2

Consider the following HTML:

<div class="status-date">
  <strong>Date Available:</strong> 
  10/05/2016
</div>

I'd expect the :not() selector to be capable of targeting the date string "10/05/2016" as follows:

.status-date *:not(strong) {
  text-decoration: underline;
}

Two questions:
1. Is the :not() selector capable of this?
2. If not, is any CSS selector capable of this?

Context: this is actually not about styling the text nodes. I am doing some web scraping and I'd like to ignore the <strong> tag in this case. If it were about styling, I could target the div directly and overwrite the styles on the <strong> to "cancel it out".

Further context: I can see that my naïve attempt doesn't work as expected. For example, as shown in this codepen: http://codepen.io/anon/pen/rWezQK But it's possible I'm misunderstanding something deep about the selector or the DOM structure I've described.

BoltClock
  • 700,868
  • 160
  • 1,392
  • 1,356
Joseph Fraley
  • 1,360
  • 1
  • 10
  • 26
  • The answer to your first question is: did you try it? – Andrew Li Nov 13 '16 at 02:31
  • Of course, and it does not seem to work. But I thought it possible I was misunderstanding the spec. The specification itself offers only three lines on the `:not()` selector. – Joseph Fraley Nov 13 '16 at 02:32
  • 2
    Well seems as if you are. Doing `.status-date *` only selects the HTML elements, not text nodes. – Andrew Li Nov 13 '16 at 02:36
  • for your example, here is the way to do it http://codepen.io/anon/pen/MbyEYX . CSS do not access text nodes anyway. Your selector :not() ,if you drop the text node idea :) , works fine http://codepen.io/anon/pen/WowZvZ – G-Cyrillus Nov 13 '16 at 03:09
  • *"I am doing some web scraping and I'd like to ignore the tag in this case."* - you probably should elaborate further on what you're actually trying to achieve. Anyway, this smells like a job for XPath instead of CSS selectors. – the8472 Nov 13 '16 at 09:03
  • @the8472 I want the well-structured date without the "Date available:" tag. I can strip it using JavaScript before I store the date itself, but it would be convenient if a simple selector could grab it out-of-the-box. – Joseph Fraley Nov 13 '16 at 09:31
  • @GCyrillus thank you, but I specifically said that I was not interested in that solution.
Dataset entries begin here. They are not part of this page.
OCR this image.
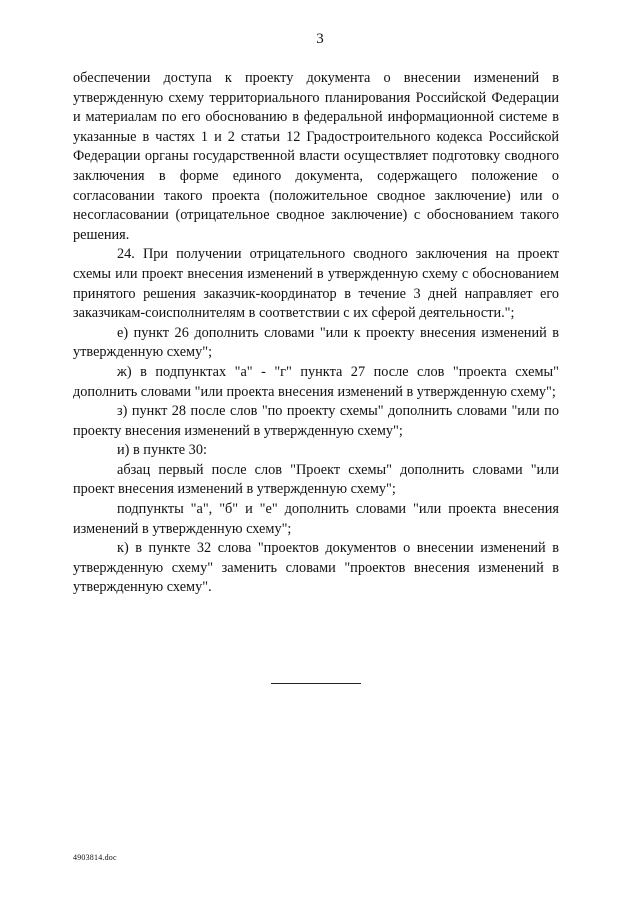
3

обеспечении доступа к проекту документа о внесении изменений в утвержденную схему территориального планирования Российской Федерации и материалам по его обоснованию в федеральной информационной системе в указанные в частях 1 и 2 статьи 12 Градостроительного кодекса Российской Федерации органы государственной власти осуществляет подготовку сводного заключения в форме единого документа, содержащего положение о согласовании такого проекта (положительное сводное заключение) или о несогласовании (отрицательное сводное заключение) с обоснованием такого решения.

24. При получении отрицательного сводного заключения на проект схемы или проект внесения изменений в утвержденную схему с обоснованием принятого решения заказчик-координатор в течение 3 дней направляет его заказчикам-соисполнителям в соответствии с их сферой деятельности.";

е) пункт 26 дополнить словами "или к проекту внесения изменений в утвержденную схему";

ж) в подпунктах "а" - "г" пункта 27 после слов "проекта схемы" дополнить словами "или проекта внесения изменений в утвержденную схему";

з) пункт 28 после слов "по проекту схемы" дополнить словами "или по проекту внесения изменений в утвержденную схему";

и) в пункте 30:

абзац первый после слов "Проект схемы" дополнить словами "или проект внесения изменений в утвержденную схему";

подпункты "а", "б" и "е" дополнить словами "или проекта внесения изменений в утвержденную схему";

к) в пункте 32 слова "проектов документов о внесении изменений в утвержденную схему" заменить словами "проектов внесения изменений в утвержденную схему".

4903814.doc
I am not actually trying to style anything, only using a scrape tool that uses CSS selectors, so overwriting the `` styles is not helpful in this case. – Joseph Fraley Nov 13 '16 at 09:33

2 Answers2

2

Simple selectors represent elements. This is true for all simple selectors, including * and :not(). Text is contained by an element, but is not an element in its own right. You won't be able to "match" just the text with any CSS selector, because as far as selectors are concerned, what the DOM calls text nodes don't even exist in the document tree.

The specification itself offers only three lines on the :not() selector.

The first line in the specification supports this:

The negation pseudo-class, :not(X), is a functional notation taking a simple selector (excluding the negation pseudo-class itself) as an argument. It represents an element that is not represented by its argument.

Notice that it says "It represents an element".

If you're doing web scraping, consider XPath:

//div[contains(concat(' ', @class, ' '), ' status-date ')]/strong/following-sibling::text()
BoltClock
  • 700,868
  • 160
  • 1,392
  • 1,356
  • Thanks, this is a comprehensive and direct answer to my explicit question, with a concrete suggestion for solving my specific problem. – Joseph Fraley Nov 13 '16 at 09:35
1

By default, CSS cannot affect text-nodes that are not wrapped in a container. Hence, the :not-selector is not capable of doing what you're trying to do. If you're gonna scrape information like this, you will have to parse it server-side - or just set div strong { display: none; } for viewing the content - but that will probably not affect the scraping bit...

junkfoodjunkie
  • 3,168
  • 1
  • 19
  • 33